Validation of a Temperature-Feedback Controlled Automated Magnetic Hyperthermia Therapy Device

SIMPLE SUMMARY: Magnetic hyperthermia therapy (MHT) is a promising nanotechnology-based treatment for cancer. Its widespread adoption is hampered by the imprecise control of tumor temperature during treatment and by a lack of automatic shutdown to avoid adverse events. Here, we verify the functionality and validate performance of an automated temperature controller, and the functionality of automated safety shutdowns. Experiments were performed ex vivo in liver tissue and in vivo in the brain of a healthy live research subject to demonstrate the potential for superior energy control with temperature stability using user-defined inputs, and real-time temperature monitoring for feedback. Performance of this device was validated against design criteria using FDA guidelines. It will be used to treat canine glioblastoma tumors in a future study. ABSTRACT: We present in vivo validation of an automated magnetic hyperthermia therapy (MHT) device that uses real-time temperature input measured at the target to control tissue heating.

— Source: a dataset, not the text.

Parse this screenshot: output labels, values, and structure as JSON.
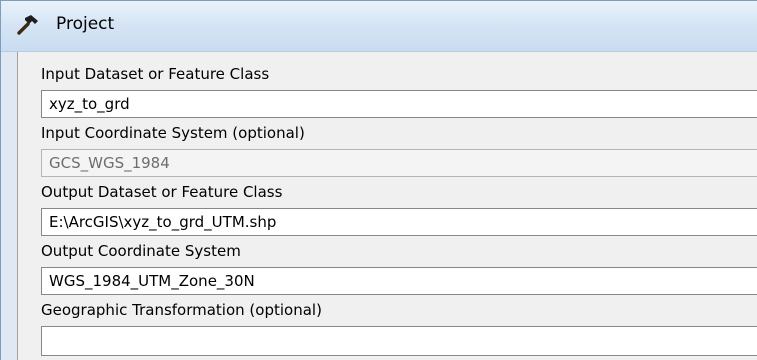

MHT is a thermal therapy that uses heat generated by magnetic materials exposed to an alternating magnetic field. For temperature monitoring, we integrated a commercial fiber optic temperature probe containing four gallium arsenide (GaAs) temperature sensors. The controller device used temperature from the sensors as input to manage power to the magnetic field applicator. We developed a robust, multi-objective, proportional-integral-derivative (PID) algorithm to control the target thermal dose by modulating power delivered to the magnetic field applicator. The magnetic field applicator was a 20 cm diameter Maxwell-type induction coil powered by a 120 kW induction heating power supply operating at 160 kHz. Finite element (FE) simulations were performed to determine values of the PID gain factors prior to verification and validation trials. Ex vivo verification and validation were conducted in gel phantoms and sectioned bovine liver, respectively. In vivo validation of the controller was achieved in a canine research subject following infusion of magnetic nanoparticles (MNPs) into the brain. In all cases, performance matched controller design criteria, while also achieving a thermal dose measured as cumulative equivalent minutes at 43 °C (CEM43) 60 ± 5 min within 30 min.